I think you already think you know the correct answers. The institution’s only purpose will be to add legitimacy to what you think you already know, so you can point to it and have others listen. I highly doubt you think there is any chance of the institute finding that praying to thor heals the blind while praying to jesus heals lepers, or whatever other possible result you can think of.
No, praying to Thor heals smallpox.
And yet, they are not. Crazy thing, reality.
Citation needed. Atheists often claim that religious people don’t want the true answers known, and religious people often claim that atheists don’t want the true answers known.
I’m reminded of the guys who went out to search for the remains of Noah’s ark. At least some of the people going out and looking for the Ark really expected to find something and change the world—these are the sort of people who would help empirically test religion. Some of the others were frauds—they would be against a test of religion if they weren’t the testers. But what of the people who not only didn’t search for the Ark, but predicted that it wouldn’t turn anything up, and yet still believe in its literal truth? These are the sort of people who don’t want to look too hard at their beliefs. They just want to comfortably believe what they like, and would not support uncomfortable prodding.

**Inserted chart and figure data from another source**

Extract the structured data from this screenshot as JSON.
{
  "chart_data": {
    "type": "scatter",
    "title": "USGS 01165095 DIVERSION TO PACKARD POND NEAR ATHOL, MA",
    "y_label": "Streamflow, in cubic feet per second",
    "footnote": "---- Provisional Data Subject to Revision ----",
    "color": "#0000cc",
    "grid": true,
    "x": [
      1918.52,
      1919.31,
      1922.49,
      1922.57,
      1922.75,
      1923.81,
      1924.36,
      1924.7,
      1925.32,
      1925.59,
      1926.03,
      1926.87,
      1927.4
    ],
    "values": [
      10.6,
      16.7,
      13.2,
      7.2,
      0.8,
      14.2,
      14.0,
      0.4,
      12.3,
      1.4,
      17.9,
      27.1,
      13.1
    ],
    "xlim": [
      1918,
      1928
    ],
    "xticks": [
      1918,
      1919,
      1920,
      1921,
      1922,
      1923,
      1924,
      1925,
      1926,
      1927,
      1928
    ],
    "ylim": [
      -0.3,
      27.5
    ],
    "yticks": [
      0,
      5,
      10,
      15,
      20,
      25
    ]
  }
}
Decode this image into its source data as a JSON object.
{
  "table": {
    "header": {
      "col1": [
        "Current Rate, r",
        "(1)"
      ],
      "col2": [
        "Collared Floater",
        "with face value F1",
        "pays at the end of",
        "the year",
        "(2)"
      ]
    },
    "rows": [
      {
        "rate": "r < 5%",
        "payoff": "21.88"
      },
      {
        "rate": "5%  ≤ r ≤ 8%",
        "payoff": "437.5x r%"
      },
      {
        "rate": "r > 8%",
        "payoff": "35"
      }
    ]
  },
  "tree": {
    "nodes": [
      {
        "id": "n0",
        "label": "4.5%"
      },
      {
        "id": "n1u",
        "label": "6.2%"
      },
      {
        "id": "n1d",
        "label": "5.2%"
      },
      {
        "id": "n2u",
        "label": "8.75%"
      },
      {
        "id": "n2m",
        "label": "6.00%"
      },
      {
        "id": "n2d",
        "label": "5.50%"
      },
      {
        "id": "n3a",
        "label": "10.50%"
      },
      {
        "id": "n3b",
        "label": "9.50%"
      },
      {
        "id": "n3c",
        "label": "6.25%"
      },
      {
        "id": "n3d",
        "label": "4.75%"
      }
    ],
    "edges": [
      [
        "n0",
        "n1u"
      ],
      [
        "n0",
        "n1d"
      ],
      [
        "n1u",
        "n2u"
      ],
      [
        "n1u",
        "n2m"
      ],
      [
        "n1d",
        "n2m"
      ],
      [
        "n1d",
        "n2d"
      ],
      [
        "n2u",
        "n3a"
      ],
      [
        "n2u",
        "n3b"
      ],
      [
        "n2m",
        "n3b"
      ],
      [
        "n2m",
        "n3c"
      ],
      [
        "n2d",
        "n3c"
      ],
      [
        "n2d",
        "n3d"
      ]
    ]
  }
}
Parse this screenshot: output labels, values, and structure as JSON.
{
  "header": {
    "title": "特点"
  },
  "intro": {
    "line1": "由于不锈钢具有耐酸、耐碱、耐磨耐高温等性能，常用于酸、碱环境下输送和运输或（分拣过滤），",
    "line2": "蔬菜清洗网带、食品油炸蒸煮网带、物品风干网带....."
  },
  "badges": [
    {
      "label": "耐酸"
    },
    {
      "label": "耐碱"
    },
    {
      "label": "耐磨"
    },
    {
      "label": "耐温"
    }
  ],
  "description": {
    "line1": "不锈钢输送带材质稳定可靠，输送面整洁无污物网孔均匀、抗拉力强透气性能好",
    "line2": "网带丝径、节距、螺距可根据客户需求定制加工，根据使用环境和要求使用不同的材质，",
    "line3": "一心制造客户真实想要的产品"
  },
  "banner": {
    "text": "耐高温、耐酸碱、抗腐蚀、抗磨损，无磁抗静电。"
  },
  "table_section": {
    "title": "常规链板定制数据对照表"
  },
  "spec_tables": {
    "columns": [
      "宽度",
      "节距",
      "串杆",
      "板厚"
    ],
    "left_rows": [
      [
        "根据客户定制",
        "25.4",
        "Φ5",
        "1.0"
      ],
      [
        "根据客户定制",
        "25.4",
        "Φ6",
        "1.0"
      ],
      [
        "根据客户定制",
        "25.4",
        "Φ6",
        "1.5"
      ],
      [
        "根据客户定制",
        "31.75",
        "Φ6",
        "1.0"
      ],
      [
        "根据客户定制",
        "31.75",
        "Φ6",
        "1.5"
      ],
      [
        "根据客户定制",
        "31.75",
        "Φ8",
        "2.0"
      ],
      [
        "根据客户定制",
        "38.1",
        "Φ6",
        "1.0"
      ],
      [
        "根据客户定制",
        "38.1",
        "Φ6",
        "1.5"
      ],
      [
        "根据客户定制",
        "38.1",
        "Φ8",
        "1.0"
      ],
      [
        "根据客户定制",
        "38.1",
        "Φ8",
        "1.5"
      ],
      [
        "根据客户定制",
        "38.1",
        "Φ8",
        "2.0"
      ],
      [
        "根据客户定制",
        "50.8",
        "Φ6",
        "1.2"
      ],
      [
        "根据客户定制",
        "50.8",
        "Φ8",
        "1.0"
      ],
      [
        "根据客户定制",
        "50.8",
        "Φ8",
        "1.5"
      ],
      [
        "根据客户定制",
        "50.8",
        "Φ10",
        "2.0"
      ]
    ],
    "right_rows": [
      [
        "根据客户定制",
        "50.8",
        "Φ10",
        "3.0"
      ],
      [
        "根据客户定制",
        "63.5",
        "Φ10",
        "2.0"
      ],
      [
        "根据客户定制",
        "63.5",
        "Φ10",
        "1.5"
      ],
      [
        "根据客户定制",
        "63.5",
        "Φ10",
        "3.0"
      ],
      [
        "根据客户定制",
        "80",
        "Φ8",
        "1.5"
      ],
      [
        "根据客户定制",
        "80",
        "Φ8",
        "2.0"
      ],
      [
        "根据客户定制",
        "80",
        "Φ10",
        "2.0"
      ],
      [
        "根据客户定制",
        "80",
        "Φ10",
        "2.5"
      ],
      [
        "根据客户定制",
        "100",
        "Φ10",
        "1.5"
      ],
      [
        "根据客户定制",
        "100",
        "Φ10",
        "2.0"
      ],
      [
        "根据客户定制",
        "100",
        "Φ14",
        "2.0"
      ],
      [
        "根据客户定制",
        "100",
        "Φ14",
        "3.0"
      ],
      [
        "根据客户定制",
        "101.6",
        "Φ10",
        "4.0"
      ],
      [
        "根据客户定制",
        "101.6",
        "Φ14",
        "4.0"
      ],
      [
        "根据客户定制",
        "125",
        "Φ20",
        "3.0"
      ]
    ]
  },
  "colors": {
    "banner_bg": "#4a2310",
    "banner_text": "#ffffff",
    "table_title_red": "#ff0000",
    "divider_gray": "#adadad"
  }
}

Well, looking at the number of heavily funded, widely publicized studies that settled issues like this for good, I’d be forced to conclude either… (a) these studies don’t exist because no one is funding them or (b) the studies exist and everyone is ignoring them. That I haven’t heard of any such study seems like fairly strong Bayesian evidence that, yeah, Manfred is right.
INIGO MONTOYA:
Ok, never mind. I just thought it was a fun idea.
Rude. Just say that nonetheless you still want to discuss the hypothetical benefit.